In the current issue of the Urbanite, I profile the African American Quilters of Baltimore (AAQB) who celebrate their 20th anniversary this year with a two month long show at the James E. Lewis Museum of Art on the Morgan State University Campus, August 7 through September 30. The article discusses the guild's history and members' perspectives on African-American quilting. And as a beginning quilter, it was fascinating, inspiring, and even a little overwhelming to hear how these women imagined and completed their own quilts.
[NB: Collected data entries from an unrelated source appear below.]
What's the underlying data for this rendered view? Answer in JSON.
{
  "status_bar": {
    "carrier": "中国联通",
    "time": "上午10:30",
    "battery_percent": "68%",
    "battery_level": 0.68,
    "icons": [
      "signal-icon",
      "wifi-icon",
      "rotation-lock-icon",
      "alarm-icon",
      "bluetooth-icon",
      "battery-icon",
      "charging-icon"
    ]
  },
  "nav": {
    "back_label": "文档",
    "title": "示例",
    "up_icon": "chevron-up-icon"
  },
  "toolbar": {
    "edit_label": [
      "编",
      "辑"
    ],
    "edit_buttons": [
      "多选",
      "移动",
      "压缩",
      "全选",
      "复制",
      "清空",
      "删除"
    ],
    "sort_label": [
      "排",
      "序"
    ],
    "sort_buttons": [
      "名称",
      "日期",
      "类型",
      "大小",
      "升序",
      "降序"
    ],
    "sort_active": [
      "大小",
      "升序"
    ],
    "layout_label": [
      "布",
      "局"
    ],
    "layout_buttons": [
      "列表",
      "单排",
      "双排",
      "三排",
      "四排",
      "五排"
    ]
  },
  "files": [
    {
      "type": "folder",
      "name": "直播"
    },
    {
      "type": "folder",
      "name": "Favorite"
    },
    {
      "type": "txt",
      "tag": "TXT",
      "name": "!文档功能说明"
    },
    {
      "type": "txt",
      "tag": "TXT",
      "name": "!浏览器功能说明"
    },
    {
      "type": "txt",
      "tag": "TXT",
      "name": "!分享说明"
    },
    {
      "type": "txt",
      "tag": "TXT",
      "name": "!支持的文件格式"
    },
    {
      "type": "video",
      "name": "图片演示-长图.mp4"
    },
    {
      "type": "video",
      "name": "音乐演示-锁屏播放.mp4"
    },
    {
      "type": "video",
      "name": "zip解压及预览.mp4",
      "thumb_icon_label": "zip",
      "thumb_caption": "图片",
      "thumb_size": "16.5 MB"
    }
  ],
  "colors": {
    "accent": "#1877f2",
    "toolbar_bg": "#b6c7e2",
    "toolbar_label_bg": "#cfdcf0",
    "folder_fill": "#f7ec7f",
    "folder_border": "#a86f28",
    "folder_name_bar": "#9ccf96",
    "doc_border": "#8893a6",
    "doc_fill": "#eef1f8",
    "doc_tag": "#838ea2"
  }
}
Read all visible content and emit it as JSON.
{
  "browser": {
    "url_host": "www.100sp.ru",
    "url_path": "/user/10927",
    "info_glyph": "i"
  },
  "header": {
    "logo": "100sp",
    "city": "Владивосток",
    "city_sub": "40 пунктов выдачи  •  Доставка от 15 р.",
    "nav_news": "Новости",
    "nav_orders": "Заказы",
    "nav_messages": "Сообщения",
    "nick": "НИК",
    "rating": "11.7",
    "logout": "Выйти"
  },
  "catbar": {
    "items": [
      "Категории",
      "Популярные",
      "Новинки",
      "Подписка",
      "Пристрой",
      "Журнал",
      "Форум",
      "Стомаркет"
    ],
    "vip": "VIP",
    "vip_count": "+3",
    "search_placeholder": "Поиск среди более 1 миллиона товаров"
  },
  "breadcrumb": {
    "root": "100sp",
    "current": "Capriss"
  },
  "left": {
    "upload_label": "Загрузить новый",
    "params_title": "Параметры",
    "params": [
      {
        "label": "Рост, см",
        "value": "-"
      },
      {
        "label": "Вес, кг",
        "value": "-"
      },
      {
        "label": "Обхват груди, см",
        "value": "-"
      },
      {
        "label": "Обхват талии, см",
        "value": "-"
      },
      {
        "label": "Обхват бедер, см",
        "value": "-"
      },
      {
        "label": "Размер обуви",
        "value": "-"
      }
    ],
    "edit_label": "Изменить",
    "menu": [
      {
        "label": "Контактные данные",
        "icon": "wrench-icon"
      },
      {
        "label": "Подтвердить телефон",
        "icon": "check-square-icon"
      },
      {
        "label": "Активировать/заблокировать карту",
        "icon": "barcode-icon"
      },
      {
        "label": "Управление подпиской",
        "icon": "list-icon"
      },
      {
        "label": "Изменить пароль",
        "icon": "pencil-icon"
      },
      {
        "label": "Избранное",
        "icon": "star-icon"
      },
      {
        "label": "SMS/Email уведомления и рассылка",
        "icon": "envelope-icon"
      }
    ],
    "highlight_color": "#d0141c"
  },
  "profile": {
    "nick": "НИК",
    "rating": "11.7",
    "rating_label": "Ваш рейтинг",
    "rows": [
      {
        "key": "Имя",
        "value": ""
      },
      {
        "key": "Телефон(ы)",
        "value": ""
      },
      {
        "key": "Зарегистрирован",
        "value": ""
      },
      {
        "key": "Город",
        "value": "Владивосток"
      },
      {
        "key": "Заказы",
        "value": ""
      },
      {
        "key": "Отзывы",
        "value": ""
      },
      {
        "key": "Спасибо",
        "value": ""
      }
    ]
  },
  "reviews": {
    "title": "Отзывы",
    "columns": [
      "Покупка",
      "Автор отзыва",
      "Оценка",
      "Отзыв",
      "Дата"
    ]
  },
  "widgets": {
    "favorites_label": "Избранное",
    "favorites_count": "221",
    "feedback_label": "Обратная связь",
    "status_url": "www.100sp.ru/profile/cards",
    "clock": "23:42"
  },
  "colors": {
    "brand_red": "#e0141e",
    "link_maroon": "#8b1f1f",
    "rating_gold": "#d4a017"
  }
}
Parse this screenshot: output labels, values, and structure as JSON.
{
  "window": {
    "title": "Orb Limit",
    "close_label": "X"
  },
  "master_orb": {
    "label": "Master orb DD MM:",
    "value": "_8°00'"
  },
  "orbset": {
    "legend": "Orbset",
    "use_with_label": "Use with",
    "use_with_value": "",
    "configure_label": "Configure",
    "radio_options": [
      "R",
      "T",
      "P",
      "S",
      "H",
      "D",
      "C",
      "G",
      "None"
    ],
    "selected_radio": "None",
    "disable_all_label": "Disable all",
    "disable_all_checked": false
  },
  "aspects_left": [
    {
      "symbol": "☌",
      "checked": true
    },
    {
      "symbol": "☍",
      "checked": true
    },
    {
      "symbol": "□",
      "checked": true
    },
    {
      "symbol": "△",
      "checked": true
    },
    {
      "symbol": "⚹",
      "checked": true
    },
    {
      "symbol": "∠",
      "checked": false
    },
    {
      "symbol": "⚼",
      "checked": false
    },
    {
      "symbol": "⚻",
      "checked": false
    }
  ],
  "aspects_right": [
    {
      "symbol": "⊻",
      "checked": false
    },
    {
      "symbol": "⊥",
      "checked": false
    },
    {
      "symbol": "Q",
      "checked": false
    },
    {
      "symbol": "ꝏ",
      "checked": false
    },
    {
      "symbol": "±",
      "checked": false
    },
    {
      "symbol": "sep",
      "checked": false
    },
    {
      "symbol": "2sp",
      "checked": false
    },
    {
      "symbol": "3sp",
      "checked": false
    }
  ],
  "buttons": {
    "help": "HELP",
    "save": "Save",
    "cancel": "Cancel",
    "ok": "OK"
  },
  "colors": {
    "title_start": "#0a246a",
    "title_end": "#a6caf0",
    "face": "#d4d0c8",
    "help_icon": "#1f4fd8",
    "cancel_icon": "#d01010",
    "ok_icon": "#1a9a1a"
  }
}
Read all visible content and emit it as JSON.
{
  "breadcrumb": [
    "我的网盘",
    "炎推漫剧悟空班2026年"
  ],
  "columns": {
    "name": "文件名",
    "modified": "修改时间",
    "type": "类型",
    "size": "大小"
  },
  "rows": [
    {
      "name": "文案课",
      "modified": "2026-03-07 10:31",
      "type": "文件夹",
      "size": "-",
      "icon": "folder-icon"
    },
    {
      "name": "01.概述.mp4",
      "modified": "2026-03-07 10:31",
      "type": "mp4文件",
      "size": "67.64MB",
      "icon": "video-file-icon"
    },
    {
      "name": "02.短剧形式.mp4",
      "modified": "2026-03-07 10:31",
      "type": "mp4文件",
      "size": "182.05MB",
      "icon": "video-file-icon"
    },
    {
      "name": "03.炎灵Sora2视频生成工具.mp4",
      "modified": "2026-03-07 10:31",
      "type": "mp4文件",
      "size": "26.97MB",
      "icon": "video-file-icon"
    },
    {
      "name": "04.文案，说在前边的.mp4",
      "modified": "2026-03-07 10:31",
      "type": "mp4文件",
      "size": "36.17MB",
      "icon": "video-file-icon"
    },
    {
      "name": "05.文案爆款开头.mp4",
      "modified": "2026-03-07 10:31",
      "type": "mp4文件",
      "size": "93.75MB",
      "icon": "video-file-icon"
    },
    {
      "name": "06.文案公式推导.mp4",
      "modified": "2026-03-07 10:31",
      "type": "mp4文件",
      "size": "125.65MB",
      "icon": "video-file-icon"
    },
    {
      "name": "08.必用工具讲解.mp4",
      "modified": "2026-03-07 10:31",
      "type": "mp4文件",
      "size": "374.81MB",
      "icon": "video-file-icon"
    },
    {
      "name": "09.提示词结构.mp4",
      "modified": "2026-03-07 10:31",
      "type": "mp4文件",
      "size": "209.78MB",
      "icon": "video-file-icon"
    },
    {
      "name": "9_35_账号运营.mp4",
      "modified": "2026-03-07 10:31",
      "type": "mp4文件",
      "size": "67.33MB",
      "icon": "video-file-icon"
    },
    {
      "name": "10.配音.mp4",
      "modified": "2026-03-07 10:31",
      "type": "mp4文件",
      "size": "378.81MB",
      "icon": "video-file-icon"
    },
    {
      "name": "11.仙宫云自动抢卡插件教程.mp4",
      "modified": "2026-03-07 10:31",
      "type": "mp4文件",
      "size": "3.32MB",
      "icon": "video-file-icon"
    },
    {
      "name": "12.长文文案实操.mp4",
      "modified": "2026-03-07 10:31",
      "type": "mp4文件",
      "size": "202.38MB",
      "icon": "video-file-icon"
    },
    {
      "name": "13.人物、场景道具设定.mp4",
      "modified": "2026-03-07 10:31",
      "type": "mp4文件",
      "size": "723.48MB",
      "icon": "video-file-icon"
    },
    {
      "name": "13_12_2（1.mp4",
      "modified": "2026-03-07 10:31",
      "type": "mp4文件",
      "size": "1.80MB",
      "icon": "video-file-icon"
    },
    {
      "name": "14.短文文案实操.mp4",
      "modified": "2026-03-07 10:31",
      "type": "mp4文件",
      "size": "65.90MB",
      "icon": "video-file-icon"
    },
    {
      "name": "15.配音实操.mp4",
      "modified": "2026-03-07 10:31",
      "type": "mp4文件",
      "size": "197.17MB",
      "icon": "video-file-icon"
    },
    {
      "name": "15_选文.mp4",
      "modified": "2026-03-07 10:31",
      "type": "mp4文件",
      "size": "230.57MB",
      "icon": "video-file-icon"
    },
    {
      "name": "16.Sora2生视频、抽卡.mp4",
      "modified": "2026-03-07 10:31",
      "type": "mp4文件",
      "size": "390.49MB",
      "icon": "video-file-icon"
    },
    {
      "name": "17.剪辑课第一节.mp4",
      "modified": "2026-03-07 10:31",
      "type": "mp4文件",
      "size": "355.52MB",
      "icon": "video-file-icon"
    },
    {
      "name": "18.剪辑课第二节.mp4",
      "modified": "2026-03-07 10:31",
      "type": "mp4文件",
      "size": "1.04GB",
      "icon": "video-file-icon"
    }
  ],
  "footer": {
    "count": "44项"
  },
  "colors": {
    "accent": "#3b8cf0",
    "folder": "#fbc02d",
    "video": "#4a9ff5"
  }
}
The few quilts I've made have been for friends' newborns, like this one:


But this spring I took part in my first quilt swap via Modify Tradtion blog. In a nutshell, I told my secret partner what I like in a quilt and she made me this:



My secret partner recipient (not the same person who was making my quilt) told me what she liked in a quilt, and I made her this:


Sarah's quilt is beautiful enough to be included in a show. My technique still needs work. But the challenge of making something based on someone else's taste for someone I don't know one bit is an experience I'm looking forward to repeat, and the internet makes this incredibly easy. Although in our interview, one of the AAQB quilters speculated that fewer women are quilting, the plethora of sewing blogs, virtual quilting bees (where one quilter sends material and block patterns/suggestions to a group of other quilters who make blocks and send them back to the original quilter to put together as a quilt), quilt-a-longs, modern quilt guild chapters, etc. suggests to me that quilting is alive and well, even if the quilting community is diffuse rather than concentrated.

Monday, August 2, 2010

For Richard, 1914-2010


We received news today that an old friend from Chicago, Richard Gengler, passed away this weekend. Richard was a native Chicagoan, World War II veteran, bachelor, sailor, church usher, dahlia cultivator. He loved playing the stock market and reading about the apparitions of the Virgin Mary at Medjugorje. He mixed Manhattans and bragged about his salads, counting off the number of ingredients he managed to scrounge up from the refigerator, with equal pride. He left long, loud messages on our answering machine, always beginning with a hearty, "Helloooo!" He cherished a good strawberry rhubarb pie, and he always had a word (and a flower) for a pretty woman. Until the last few years of his life, he lived in the house where he was born in Chicago's Andersonville neighborhood. He would have been 96 in December. Although we hadn't seen him in several years, we will miss him, and tonight, though it is much too warm, we will mix a Manhattan--a perfect Manhattan, with dry and sweet vermouth, as Richard liked to remind us--and drink in his honor. Requiescat in pace.